I mean, you know, face it, we've all had those dreams, you know, if somebody gave me the winning mega millions lottery ticket, I wouldn't complain. Right?


But Jesus is taking that kind of thinking and saying, but what good are you doing with your abundance? What good are you doing? Because if you're not doing good with it, you are not treating all of God's children as your family.


Ah, there it is right there. Who's part of our family? How do we define family? Is it only our, you know, those that were related to by blood? Or maybe those that are adopted? Maybe those that were related to tangentially because we married somebody that's related to somebody they married? Or is family, all of those that we care about and all those that care might care about us?


I would argue that God's definition of family is all those that we should be caring about. And that is reinforced over and over again through the gospels, who is my neighbor? Am I my brother's keeper? It's over and over throughout scripture, that God's idea of family is those that we are supposed to be caring about and those that are supposed to be caring about us. We're all God's children which makes us siblings.


And so, who is this person in this parable worried about? It's Jesus preaching against a self-centeredness and greed that says, okay, this is all mine. MINE! It's like the seagulls, you know, in Finding Nemo, mine, mine, mine.


It's all mine is what this guy is saying. I'm going to hold onto this and then I don't have to worry about anything else again. And God says you fool your life tonight is being required of you. Who's then is it? Who's then is it, you know, in this day and age in Michigan, if you pass away and you don't have a will, it's all the states, it all belongs to the state.


So whose is it? What is your abundance and what is it doing?


And we can do things like, oh, we can set up wills. We can set up trusts. We can say, we can tell people that this is what we want, but if we don't do anything to make that official, we really haven't done anything. Or we could not even wait. And we can say, okay, I can do something now.


When I go to the grocery store this afternoon, I can buy a flat of canned vegetables and put 'em down the hall for fish, or a few boxes of cereal.


All the stores have their back-to-school supplies out, yes second week of July, last week of July, whatever this week is, I lost a couple of weeks. The last week of July, all the school supplies are out. Yeah. I can throw a box of crayons or a box of pencils in my cart. You see, you don't have to do great things to show your care for God's family.
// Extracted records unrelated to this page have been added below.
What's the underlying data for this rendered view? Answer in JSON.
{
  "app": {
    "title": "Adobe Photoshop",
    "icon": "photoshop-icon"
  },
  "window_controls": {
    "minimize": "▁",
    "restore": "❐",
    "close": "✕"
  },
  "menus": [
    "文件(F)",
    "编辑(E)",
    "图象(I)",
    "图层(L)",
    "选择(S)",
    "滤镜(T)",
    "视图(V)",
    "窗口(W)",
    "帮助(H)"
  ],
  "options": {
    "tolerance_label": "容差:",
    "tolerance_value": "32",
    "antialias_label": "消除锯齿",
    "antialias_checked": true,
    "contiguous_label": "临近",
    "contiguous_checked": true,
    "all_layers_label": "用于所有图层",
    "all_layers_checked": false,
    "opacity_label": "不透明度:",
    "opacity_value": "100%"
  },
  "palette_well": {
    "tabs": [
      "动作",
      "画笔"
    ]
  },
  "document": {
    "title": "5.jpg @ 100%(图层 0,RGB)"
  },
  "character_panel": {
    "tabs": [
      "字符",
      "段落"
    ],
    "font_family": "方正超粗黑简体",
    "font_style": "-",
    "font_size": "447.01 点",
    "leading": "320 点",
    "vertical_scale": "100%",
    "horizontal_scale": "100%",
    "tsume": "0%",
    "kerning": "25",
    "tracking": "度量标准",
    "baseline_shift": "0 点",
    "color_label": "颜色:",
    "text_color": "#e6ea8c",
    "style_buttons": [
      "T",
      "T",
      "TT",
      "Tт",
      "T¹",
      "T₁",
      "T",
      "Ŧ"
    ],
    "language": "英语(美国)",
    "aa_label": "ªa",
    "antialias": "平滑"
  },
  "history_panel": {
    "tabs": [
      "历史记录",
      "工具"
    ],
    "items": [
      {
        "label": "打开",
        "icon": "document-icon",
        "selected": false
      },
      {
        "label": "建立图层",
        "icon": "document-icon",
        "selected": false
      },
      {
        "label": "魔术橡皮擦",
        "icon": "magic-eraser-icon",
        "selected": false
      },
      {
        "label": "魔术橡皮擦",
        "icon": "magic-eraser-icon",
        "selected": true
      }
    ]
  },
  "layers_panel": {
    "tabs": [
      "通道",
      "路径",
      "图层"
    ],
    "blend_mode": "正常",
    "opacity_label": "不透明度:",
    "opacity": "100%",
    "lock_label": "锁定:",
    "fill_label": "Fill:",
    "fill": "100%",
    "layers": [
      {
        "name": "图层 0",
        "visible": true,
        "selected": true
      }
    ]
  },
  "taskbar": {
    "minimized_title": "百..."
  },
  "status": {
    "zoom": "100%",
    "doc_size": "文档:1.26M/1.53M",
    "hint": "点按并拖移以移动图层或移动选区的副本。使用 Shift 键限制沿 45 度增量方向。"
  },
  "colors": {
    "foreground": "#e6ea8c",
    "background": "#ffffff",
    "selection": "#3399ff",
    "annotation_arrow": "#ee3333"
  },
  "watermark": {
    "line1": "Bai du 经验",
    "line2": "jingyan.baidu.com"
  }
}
We can do it in all those little ways. Have you ever been in the grocery store line and the person in front of you is very obviously counting and watching the total as it rings up, and then they set a few things aside because they've run out of money? You can do something about that if you want, or you can be like this farmer.


if you have the ability to help and you don't, you are like the farmer in this parable, and that's a scary thing for Christians because we don't want to just put ourselves out there. You know, we're Presbyterians, we're frozen chosen, we can't do that! You know, that would put us on the same page as those people that go around knocking on the door, saying, have you been saved today?
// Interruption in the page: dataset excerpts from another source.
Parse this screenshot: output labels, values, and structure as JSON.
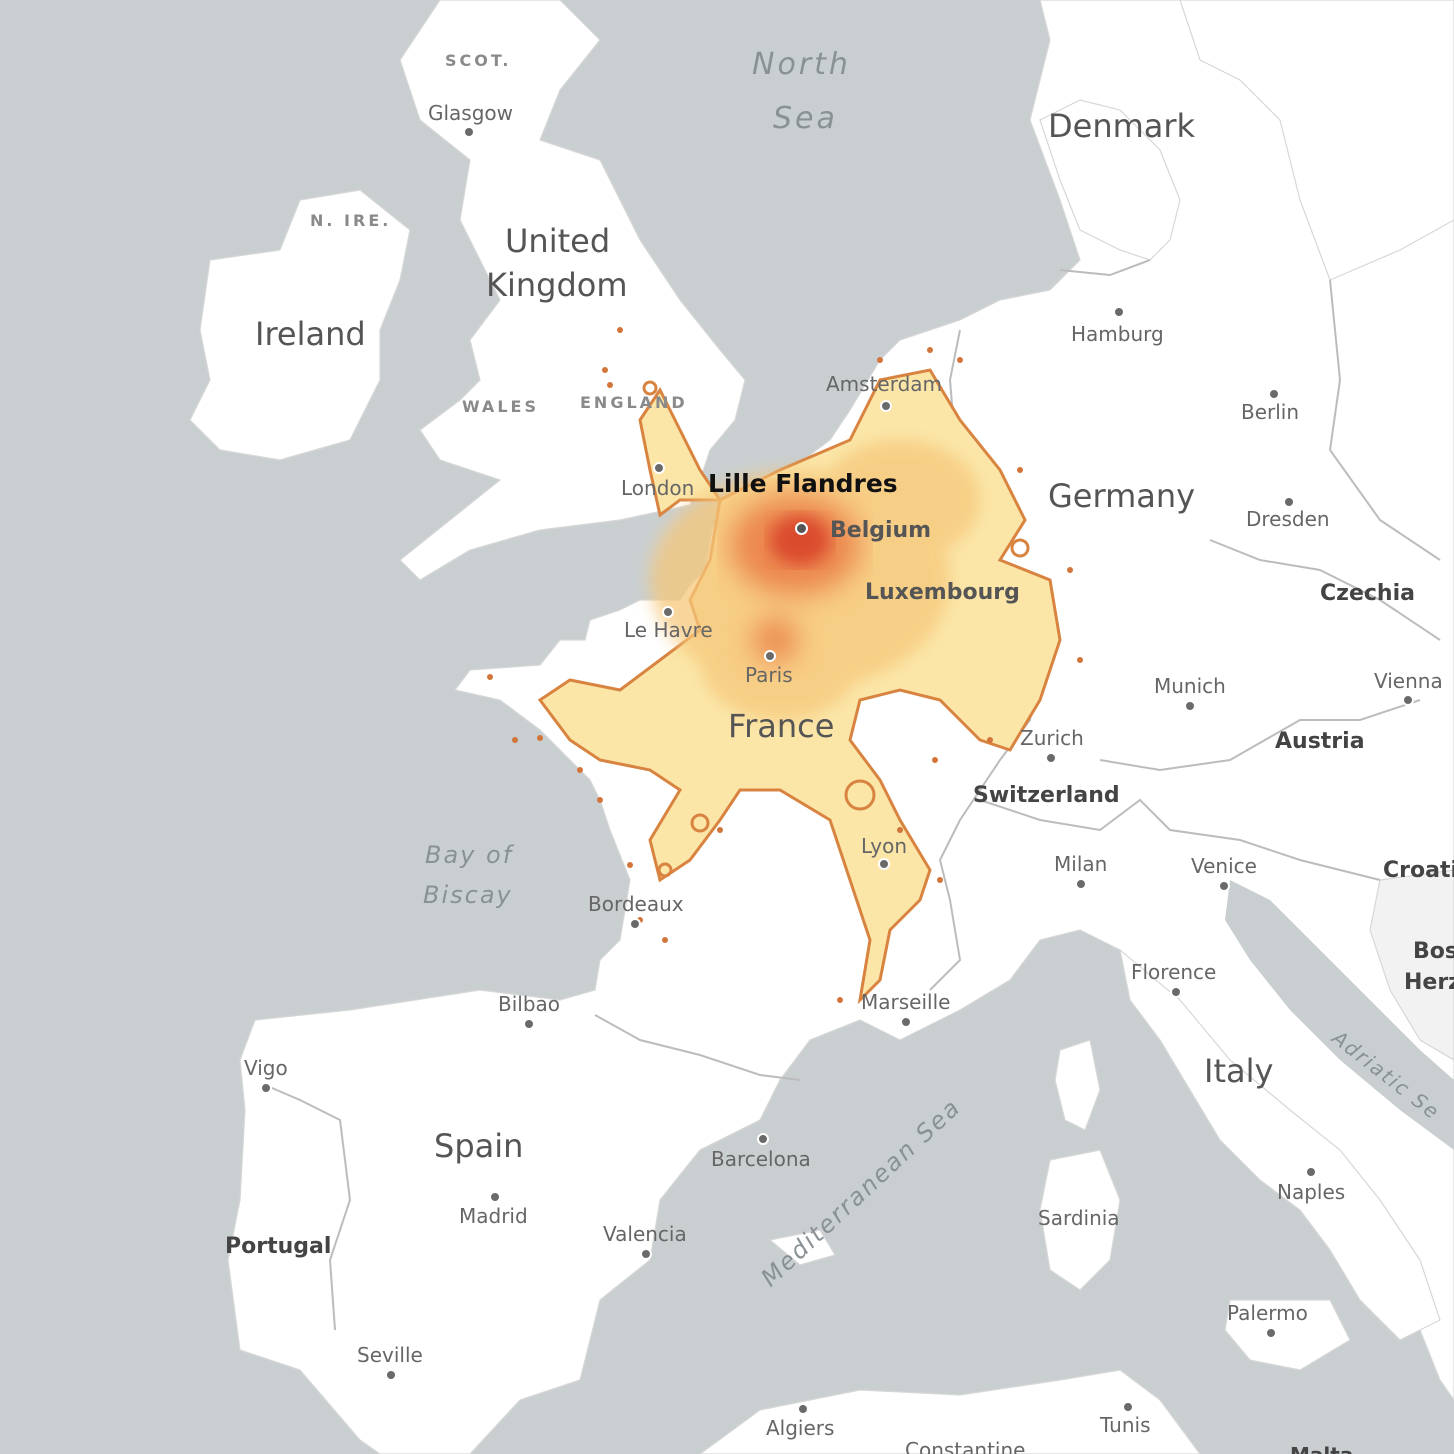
{
  "origin_station": "Lille Flandres",
  "countries": {
    "ireland": "Ireland",
    "uk_line1": "United",
    "uk_line2": "Kingdom",
    "denmark": "Denmark",
    "germany": "Germany",
    "belgium": "Belgium",
    "luxembourg": "Luxembourg",
    "france": "France",
    "czechia": "Czechia",
    "austria": "Austria",
    "switzerland": "Switzerland",
    "croatia": "Croatia",
    "bosnia_line1": "Bos",
    "bosnia_line2": "Herz",
    "italy": "Italy",
    "spain": "Spain",
    "portugal": "Portugal"
  },
  "regions": {
    "scot": "SCOT.",
    "n_ire": "N. IRE.",
    "wales": "WALES",
    "england": "ENGLAND"
  },
  "seas": {
    "north_sea_line1": "North",
    "north_sea_line2": "Sea",
    "biscay_line1": "Bay of",
    "biscay_line2": "Biscay",
    "mediterranean": "Mediterranean Sea",
    "adriatic": "Adriatic Se"
  },
  "cities": {
    "glasgow": "Glasgow",
    "london": "London",
    "amsterdam": "Amsterdam",
    "hamburg": "Hamburg",
    "berlin": "Berlin",
    "dresden": "Dresden",
    "le_havre": "Le Havre",
    "paris": "Paris",
    "munich": "Munich",
    "vienna": "Vienna",
    "zurich": "Zurich",
    "milan": "Milan",
    "venice": "Venice",
    "lyon": "Lyon",
    "bordeaux": "Bordeaux",
    "florence": "Florence",
    "marseille": "Marseille",
    "bilbao": "Bilbao",
    "vigo": "Vigo",
    "madrid": "Madrid",
    "barcelona": "Barcelona",
    "valencia": "Valencia",
    "sardinia": "Sardinia",
    "naples": "Naples",
    "palermo": "Palermo",
    "seville": "Seville",
    "algiers": "Algiers",
    "tunis": "Tunis",
    "constantine": "Constantine",
    "malta": "Malta"
  },
  "colors": {
    "water": "#c9cfd1",
    "land": "#ffffff",
    "isochrone_near": "#d9442a",
    "isochrone_mid": "#f0a060",
    "isochrone_far": "#fbe3a0",
    "isochrone_edge": "#d88440"
  }
}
Because, oh, heaven forbid I don't want to interfere in somebody else's life or make them feel like I was listening in, on their conversation with the cashier at the grocery store. I don't wanna embarrass them.


But it is an embarrassment to have somebody say, just go ahead and get them anyway. I'll pay for 'em. Or is it an embarrassment to not be able to feed your family because you didn't have enough?


Put yourself in their shoes, which way would you rather have it? And then think about how we define family, not just our own individual families, our nuclear families, our extended families, but our family of God.


And that should control how we do things every single day. Let us pray.